Benim Dinim, Senin Dinin, O’nun Dini…


Bu yazımızda, Türk toplumunun islama bakış serüveninde çok kısa tarihsel bir seyir yaparak, İslam’ın bizim kültürümüzdeki algılanış biçimi hakkında belirleyici çok küçük notlar düşüp, ruhumuzda üstün bir değeri olduğunu söylediğimiz İslam’ın aslında gözleri kamaştıracak bir düzeyde hayatımıza alınıp alınmadığını görmeye çalışacağız. Yoksa maksadımız, Türklerin, Muaviye’nin valisi Ubeydullah bin Ziyad ile başlayıp Kuteybe ile yoğunlaşan ve bugüne uzanan geniş bir tarihi hikâyesini ortaya koymak değildir. Görmek istediğimiz yalnızca, Allah’ın koyduğu hükümlerin geniş bir yelpaze içinde geçmişten günümüze ne kadar duyarlılıkla ele alındığını görmektir o kadar.
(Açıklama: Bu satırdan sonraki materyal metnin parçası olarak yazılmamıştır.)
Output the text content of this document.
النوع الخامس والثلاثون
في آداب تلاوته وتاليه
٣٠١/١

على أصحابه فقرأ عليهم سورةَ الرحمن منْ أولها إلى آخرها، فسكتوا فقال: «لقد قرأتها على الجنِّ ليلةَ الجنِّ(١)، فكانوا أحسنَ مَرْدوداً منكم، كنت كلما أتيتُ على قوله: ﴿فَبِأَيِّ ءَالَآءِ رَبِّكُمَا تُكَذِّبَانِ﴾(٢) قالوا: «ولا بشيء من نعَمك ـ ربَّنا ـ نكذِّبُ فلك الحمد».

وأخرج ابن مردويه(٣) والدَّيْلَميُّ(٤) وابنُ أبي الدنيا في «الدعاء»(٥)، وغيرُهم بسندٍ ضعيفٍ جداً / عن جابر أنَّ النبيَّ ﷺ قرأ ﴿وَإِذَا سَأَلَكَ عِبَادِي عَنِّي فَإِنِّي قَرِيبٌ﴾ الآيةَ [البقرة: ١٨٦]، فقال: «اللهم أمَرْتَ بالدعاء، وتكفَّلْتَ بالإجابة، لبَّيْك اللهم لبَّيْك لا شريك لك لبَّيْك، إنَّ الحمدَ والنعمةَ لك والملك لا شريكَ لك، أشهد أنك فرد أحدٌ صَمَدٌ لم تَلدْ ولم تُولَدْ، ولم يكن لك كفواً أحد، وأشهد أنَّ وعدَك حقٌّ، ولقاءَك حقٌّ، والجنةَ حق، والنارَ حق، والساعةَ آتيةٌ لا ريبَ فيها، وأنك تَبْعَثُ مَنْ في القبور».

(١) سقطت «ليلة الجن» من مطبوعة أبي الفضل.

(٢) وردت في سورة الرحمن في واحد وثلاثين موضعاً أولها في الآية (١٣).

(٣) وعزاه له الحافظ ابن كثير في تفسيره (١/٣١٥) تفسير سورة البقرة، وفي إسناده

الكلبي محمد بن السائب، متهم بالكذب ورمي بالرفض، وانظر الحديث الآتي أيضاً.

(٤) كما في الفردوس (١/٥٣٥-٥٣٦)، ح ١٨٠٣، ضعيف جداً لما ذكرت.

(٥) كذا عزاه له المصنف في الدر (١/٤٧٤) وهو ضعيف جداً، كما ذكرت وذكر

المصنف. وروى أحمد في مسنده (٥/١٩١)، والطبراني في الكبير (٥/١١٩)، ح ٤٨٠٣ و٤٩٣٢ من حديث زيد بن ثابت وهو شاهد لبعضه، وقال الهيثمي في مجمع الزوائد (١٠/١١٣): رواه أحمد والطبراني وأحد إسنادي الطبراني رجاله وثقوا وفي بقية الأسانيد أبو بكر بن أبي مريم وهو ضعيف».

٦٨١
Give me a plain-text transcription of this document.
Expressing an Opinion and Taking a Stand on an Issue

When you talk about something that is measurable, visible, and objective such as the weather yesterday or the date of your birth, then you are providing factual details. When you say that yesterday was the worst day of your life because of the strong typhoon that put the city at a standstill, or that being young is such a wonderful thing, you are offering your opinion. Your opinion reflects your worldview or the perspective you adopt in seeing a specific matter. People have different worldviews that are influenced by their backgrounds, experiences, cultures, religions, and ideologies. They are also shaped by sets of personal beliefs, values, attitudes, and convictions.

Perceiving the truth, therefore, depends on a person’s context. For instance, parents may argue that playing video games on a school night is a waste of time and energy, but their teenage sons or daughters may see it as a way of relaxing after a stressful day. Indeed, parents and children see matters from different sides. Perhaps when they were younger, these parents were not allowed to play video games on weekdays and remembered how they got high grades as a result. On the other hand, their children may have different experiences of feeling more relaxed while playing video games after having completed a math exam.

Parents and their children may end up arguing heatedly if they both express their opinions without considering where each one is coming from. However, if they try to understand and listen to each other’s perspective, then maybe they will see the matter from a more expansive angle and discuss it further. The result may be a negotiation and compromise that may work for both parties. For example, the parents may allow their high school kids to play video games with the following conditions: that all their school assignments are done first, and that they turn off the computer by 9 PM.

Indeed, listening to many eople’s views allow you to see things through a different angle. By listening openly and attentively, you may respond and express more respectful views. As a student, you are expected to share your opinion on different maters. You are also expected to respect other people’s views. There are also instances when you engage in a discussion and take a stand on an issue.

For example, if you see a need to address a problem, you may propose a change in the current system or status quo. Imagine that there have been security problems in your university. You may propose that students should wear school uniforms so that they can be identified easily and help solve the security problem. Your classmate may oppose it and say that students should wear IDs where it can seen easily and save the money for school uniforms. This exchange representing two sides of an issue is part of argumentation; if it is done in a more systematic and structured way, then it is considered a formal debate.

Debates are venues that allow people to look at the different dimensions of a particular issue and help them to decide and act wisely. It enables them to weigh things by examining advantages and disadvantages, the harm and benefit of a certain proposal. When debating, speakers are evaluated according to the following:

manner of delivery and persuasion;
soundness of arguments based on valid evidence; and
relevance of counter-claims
Nazım Paşa’nın; “Be biz Osmanlıyız, biz bize benzeriz” diye söylediği meşhur bir sözü vardır. Dolayısı ile bizim kültür atlasımızdaki her anlayış’ın, her olgu’nun yalnızca bize ait istisnai renkleri taşıyor olması tarihi bir vakıadır. Yalnızca bizim toplumsal dokumuza has olan, batı toplumlarında benzerini bizdeki kadar büyük ölçekler içinde göremeyeceğimiz ve bizi bütün açıklığıyla tanımlayıcı vasıflarımızdan biri de, yalnızca yönetim erki’nin ve aydınların gösterdiği yolda derin bir iç rahatlığı ve kendinden geçiren bir biat anlayışı ile yolumuzu sürdürme anlayışımızdır. Tarih boyunca hep çok üstün görülen iradelerin buyrukları tartışılmaz değerde emirler telâkki edilmiş ve onlara kusursuzca itaat edilmiştir. Bugün bile insanların sürüler halinde bir yığın cemaate kapılanıp oradan fikir alıp iman tazelemeye duydukları ihtiyaç, kıt bir zekâdan ziyade, deva reçetelerini hep başka iradelerden isteme alışkanlığındandır. Bu o kadar öyledir ki; bunun öyle olmadığı söylendiği ölçüde bizzat öyledir. Ve ne yazık ki, bu tarafımız, bizi selamete çıkaracak en faydalı ve en duyarlı yanlarımızı elimizden alarak hep başkalarının ruh üstünlüğüne güvenmemizi kolaylaştırmıştır. 1924 yılının ilkbaharı. Erzurum Pasinler’de bir depremde birçok köyün evi yıkılır. Zarar gören halk için oraya giden devlet ricâli insanlarla konuşmaya, bilgi toplamaya başlar. Bir ara yetkili kenarda suskunca duran şahsa sorar: “Hükümet sana kaç lira verse zararını karşılayabilirsin?” adam yöre ağzıyla cevap verir: “Valle Padişeh bilir,”  “Baba artık Padişah yok, siz onları kaldırdınız, söyle bakalım zararın nedir?” adam yine cevap verir: “ Padişeh bilir.”(Niyazi Ahmet Banoğlu-Tarihi Öyküler CD2-Genelge ile devrim olmaz) İşte bizim insanımız, kendi ruhuna kılavuzluk edecek iradeyi elde edemediği ve kendisini daima yeteneksiz bulduğu için, geleceğini de sürekli hatalı temalar ve şüpheli yollarda aramıştır.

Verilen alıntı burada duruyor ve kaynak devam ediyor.